O regresso a Portugal dos nossos narcotraficantes favoritos é sempre apetecido e, a prová-lo, tivemos num RCA Club, em Lisboa, cheio quase por completo (se é que não esta mesmo esgotado) para ver os BRUJERIA, projecto sui generis da música extrema que veio de Los Angeles para uma digressão ibérica que contemplou apenas esta data em Portugal. A banda surgiu acompanhada por duas propostas nacionais que conseguem rivalizar em intensidade e qualidade — os HOLOCAUSTO CANIBAL e os BESTA –, ainda que em domínios diferentes da “castanhada”. Estes últimos dispensam apresentações, mas alguém ali presente não os conhecia, não poderia ter tido melhor apresentação. Assim que Paulo Rui nos deu as boas-vindas “ao ritual da BESTA“, percebeu-se logo que íamos estar expostos a uma descarga de grind devastador (ainda mais desde a entrada de Ricardo Matias) e impróprio para cardíacos com a sucessão imparável de micro descargas capazes de deitar abaixo um quarteirão. A sala, apesar de bem composta, ainda estava a encher por essa altura, e o público, apesar de estar longe de se mostrar indiferente à violência sónica debitada no palco, manteve alguma distância. Ou estavam a guardar-se para os senhores da noite ou então era timidez mesmo. Indiferente a isso, a banda de Rick Chain e Paulo Lafaia não abrandou nem deu muito espaço para respirar, o que só fez com que todo o impacto fosse ainda maior.

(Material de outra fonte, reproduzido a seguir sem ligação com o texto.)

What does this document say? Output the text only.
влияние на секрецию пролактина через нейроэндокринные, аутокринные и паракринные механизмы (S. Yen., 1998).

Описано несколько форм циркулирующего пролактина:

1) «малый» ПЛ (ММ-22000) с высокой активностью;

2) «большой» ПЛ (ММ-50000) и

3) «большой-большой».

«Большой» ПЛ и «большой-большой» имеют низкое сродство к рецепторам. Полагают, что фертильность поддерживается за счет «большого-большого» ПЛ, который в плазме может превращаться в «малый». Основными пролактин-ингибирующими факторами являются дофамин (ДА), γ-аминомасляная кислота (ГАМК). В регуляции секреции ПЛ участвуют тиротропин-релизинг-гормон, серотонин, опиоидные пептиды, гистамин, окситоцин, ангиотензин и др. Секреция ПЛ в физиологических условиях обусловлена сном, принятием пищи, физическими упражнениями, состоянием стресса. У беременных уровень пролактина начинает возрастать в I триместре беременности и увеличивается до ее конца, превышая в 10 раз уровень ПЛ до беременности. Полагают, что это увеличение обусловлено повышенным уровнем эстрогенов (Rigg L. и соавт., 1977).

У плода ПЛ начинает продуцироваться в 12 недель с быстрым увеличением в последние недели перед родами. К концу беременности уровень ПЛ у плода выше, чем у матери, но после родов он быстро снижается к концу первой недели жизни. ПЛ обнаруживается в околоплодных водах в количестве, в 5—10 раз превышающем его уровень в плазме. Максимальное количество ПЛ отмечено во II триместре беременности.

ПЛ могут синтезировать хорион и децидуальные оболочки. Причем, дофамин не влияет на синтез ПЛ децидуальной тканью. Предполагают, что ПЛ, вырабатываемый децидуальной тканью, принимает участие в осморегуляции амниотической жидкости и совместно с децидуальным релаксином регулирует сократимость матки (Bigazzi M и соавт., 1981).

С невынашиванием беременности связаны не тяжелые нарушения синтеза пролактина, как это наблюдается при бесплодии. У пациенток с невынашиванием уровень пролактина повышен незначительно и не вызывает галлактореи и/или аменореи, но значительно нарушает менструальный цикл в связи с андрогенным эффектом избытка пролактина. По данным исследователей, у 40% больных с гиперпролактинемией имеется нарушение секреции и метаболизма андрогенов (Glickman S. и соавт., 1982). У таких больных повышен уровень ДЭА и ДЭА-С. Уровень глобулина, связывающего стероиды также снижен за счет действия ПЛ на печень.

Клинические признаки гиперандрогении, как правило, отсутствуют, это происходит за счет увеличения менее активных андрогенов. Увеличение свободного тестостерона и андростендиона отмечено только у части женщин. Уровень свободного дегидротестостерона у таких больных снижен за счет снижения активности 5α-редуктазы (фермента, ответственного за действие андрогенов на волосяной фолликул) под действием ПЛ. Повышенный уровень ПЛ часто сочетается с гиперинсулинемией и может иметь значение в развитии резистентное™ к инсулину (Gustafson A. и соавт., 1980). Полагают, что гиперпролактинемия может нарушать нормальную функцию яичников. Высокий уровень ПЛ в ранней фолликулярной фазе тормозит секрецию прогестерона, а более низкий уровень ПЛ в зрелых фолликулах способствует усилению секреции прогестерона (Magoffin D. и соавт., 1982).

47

Os HOLOCAUSTO CANIBAL também estão longe de ser desconhecidos, ainda para mais no ano em que celebram a sempre histórica marca de um quarto de século de carreira. Tendo sido a primeira banda nacional do género a ter um impacto duradouro além fronteiras, traçaram caminhos que continuam a rasgar, com muito sangue, suor e, claro, a dose certa de tripas, com «Crueza Ferina», um dos grandes lançamentos do estilo neste ano que está agora a findar, ainda fresco na memória de quem os segue. Foi precisamente pelo último álbum de originais que o rolo compressor de gore/grind começou a actuação, com «Êxodo Mortuoso» e «Epicédio Madrigaz» a encontrarem um público ainda algo tímido. Felizmente, a plateia não manteve essa postura durante muito tempo, com o pit a ficar bastante animado com o decorrer do concerto. Nada mais justo, verdade seja dita. Afinal, como não reagir efusivamente a clássicos como «Empalamento»?
Os BRUJERIA até poderiam ser, a nível de violência sónica, aqueles que ficavam em terceiro lugar do pódio da noite, mas assim que entraram em palco a excitação sentia-se no ar e foi logo ao rubro com a intro de «Raza Odiada (Pito Wilson)». Uma espécie de “all hell breaks loose“, mas em castelhano. Já sabemos que estes narcotraficantes vão rodando os soldados, mas o trio de ataque vocal não deixou ser o instigador para muito do reboliço no pit, até com algumas subidas ao palco por parte de fãs que pareciam esquecer-se de que o público não estava ali para os ver — algo que Pinche Peach fazia questão de lembrar, mostrando-lhes o caminho de volta para a plateia. Apesar do imaginário do conceito da banda ser tudo menos divertido, a boa disposição foi uma constante, seja na apresentação dos temas — principalmente quando Peach anuncia «La Ley De Plomo», quando a mesma já tinha sido tocada anteriormente, o que fez com El Sangrón corrigisse para «Division De Morte», a rir. Curiosamente, e apesar do álbum mais recente ser de 2016, apenas interpretaram um tema desse lançamento, sendo que o grosso do alinhamento foi mesmo retirado dos álbuns intermédios, ficando para o final o tema-título do muito celebrado álbum de estreia, «Matando Güeros». Com a sala a transbordar de energia e calor — a contrastar com o frio e chuva que se faziam sentir no exterior — a noite acabou com a já mítica rendição da «Macarena», apropriadamente baptizada «Marijuana». Os BRUJERIA são um fenómeno da música extrema e continuam a mostrar que, mais que lançar álbuns novos ou estarem preocupados em ser ou não relevantes, só têm mesmo de aparecer. E quando aparecem, as salas enchem e a festa faz-se.